By Chris Ward, September 6, 2022
When a company engages in a rights issue, it is neither a good nor a bad sign but it does signal the company is struggling. In this case, the company involved in a rights issue is Aston Martin. The term “rights issue” is investor jargon/bling for existing shareholders of a publicly listed company (Aston Martin) to enable the purchase of additional shares or securities at a reduced rate. The latter, in and of itself is a red flag signaling that Aston Martin is shifting from treading water to bathing in quicksand. The maker of luxury supercars already posted a loss in July and is starring down the barrel of over $1BN worth of debt.
Aston Martin’s current financial situation is so bad that the major financial institutions are keeping their bank vault doors firmly shut. The current situation has forced Aston Martin to raise finance privately, in this case internally through existing shareholders. The new round of funding will enable Aston Martin to lower its debt and invest in new models. Aston Martin really needs to sell more cars to make this new strategy work.
The company’s biggest annual sales record to date occurred in 2007 with 6,850 cars sold. It has yet to beat that sales figure, during the intervening period sales have fluctuated like a roller coaster. The arrival of the DBX boosted Aston Martin’s inventory and of the 6,182 vehicles sold in 2021, the DBX accounted for 3,001 units.
In contrast with Bentley, since Volkswagen’s acquisition of the luxury car brand in 1998, sales have increased from an average of 1,364 units per year to a record 14,659 units in 2021. Aston Martin is living in Bentley’s shadow and private equity is largely to blame. When Ford ended its ownership of Aston Martin in 2007 Ford moved on and private equity moved in.

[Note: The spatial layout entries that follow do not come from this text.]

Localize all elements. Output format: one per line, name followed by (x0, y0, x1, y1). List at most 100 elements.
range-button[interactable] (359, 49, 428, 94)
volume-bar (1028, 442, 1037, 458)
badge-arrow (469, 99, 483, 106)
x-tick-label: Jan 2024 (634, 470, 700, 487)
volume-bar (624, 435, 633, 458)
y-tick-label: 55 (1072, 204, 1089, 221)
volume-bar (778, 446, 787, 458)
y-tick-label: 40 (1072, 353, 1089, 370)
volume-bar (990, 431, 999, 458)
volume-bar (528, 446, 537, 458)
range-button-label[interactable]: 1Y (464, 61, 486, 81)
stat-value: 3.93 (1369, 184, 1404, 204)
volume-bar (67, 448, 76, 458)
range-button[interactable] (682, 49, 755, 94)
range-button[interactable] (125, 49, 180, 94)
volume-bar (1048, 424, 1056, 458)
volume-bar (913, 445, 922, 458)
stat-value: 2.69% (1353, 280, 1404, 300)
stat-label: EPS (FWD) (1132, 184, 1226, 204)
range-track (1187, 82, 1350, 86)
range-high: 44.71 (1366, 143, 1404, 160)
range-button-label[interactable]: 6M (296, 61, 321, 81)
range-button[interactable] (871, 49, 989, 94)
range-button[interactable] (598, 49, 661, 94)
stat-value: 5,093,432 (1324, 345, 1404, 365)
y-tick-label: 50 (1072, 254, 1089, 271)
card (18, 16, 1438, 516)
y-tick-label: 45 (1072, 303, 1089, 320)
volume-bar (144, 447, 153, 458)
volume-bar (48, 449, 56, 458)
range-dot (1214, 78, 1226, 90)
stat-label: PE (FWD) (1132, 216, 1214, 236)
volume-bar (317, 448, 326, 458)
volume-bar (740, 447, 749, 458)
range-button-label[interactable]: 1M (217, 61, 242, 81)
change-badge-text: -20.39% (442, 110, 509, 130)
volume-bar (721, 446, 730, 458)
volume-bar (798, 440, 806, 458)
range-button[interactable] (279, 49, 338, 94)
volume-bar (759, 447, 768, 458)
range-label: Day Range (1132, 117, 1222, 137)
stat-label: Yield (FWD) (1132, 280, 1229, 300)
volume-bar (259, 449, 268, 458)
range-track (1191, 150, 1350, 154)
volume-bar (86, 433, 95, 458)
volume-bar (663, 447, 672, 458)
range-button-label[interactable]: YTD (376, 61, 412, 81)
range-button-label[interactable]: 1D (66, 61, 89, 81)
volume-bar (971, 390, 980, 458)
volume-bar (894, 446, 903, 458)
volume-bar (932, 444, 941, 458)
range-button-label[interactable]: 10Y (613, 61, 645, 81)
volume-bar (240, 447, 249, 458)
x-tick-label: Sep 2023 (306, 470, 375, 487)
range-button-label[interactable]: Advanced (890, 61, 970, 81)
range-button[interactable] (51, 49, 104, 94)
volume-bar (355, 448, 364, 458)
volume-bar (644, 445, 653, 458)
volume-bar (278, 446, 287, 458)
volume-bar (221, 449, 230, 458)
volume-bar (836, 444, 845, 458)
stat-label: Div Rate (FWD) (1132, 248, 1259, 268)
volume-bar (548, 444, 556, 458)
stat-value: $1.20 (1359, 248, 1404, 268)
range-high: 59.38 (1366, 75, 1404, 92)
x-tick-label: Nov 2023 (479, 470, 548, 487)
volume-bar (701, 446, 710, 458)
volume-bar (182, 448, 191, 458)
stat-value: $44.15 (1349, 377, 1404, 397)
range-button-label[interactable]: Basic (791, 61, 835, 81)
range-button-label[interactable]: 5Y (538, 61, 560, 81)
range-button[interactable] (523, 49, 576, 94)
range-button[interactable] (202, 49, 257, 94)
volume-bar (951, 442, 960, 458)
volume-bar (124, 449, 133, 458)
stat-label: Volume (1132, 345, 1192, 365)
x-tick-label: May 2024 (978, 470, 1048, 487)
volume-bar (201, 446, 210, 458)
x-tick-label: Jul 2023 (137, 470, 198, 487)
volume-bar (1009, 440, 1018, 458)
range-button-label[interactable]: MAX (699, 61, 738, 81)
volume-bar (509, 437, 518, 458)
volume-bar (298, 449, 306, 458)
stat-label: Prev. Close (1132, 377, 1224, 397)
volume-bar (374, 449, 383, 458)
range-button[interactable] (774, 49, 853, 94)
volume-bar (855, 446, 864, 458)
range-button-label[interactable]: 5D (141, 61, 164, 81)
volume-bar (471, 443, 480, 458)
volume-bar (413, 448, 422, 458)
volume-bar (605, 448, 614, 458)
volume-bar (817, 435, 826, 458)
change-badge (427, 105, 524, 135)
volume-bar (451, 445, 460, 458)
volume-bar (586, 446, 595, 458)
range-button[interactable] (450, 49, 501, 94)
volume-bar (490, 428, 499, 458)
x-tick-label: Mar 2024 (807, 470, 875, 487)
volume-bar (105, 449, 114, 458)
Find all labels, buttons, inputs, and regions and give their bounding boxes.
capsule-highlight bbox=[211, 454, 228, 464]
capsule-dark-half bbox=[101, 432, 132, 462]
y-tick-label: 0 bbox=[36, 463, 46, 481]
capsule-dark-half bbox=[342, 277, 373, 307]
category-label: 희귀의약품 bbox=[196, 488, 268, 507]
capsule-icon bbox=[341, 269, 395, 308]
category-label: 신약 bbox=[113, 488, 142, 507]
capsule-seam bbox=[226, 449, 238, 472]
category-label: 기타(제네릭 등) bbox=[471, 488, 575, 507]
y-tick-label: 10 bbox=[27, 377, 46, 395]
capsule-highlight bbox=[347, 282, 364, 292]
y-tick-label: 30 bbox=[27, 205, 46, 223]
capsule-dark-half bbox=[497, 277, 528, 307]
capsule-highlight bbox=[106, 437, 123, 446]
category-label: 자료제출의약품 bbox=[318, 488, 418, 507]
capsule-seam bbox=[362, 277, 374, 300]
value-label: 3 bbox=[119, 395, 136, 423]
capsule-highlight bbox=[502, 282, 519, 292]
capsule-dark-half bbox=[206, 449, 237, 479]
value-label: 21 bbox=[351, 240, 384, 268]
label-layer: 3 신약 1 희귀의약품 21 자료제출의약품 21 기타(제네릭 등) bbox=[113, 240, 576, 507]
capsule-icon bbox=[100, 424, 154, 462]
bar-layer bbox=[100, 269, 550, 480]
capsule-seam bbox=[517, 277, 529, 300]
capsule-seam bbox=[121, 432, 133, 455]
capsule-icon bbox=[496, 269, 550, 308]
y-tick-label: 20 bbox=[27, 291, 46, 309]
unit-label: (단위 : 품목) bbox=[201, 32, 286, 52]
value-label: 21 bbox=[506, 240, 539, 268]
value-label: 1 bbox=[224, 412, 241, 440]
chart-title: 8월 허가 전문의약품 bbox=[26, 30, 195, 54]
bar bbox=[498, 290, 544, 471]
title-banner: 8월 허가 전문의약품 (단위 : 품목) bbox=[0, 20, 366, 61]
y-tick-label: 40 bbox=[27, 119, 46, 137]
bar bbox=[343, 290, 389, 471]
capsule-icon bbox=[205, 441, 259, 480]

The sales from 2007 onwards show a near decade of declining sales as shown below:
Aston Martin Sales Record 2003-2021
2021 sales: 6,182 units (including 3,001 DBX)
2020 sales: 3.394 cars
2019 sales: 5,862 cars
2018 sales: 6,441 cars
2017 sales: 5,098 cars
2016 sales: 3,687 cars
2015 sales: 3,615 cars
2014 sales: 3,661 cars
2013 sales: 4,200 cars (approx.)
2012 sales: 3,500 cars (approx.)
2011 sales: 4,200 cars (approx.)
2010 sales: 5,000 cars (approx.)
2009 sales: 3,875 cars
2008 sales: 5,800 cars
2007 sales: 6,850 cars
2006 sales: 6,500 cars
2005 sales: 4,400 cars
2004 sales: 2,400 cars
2003 sales: 1,514 cars
Sales rallied in 2018 before another blip, 2020 was the worst decline due to Covid-19. Clearly, the arrival of the DBX SUV has bolstered and rescued sales. However Aston Martin’s debt pile is holding it back, and the debt was accumulated by private equity which loaded Aston Martin with bank loans and the then so-called investors basically pocked the money for themselves.
While private equity’s grasp has faded Aston Martin’s latest shareholders include Saudi Arabia’s Sovereign Wealth Fund, Public Investment Fund, Mercedes Benz, and the World’s poorest billionaire Lawrence Stroll. All three will underwrite the $660M rights issue.
In July of this year, Geely Automotive offered to invest $1.3BN in order to take control of Aston Martin, but the offer was rejected. Nevertheless, the company’s current fundamentals remain unstable with or without the fresh round of funding.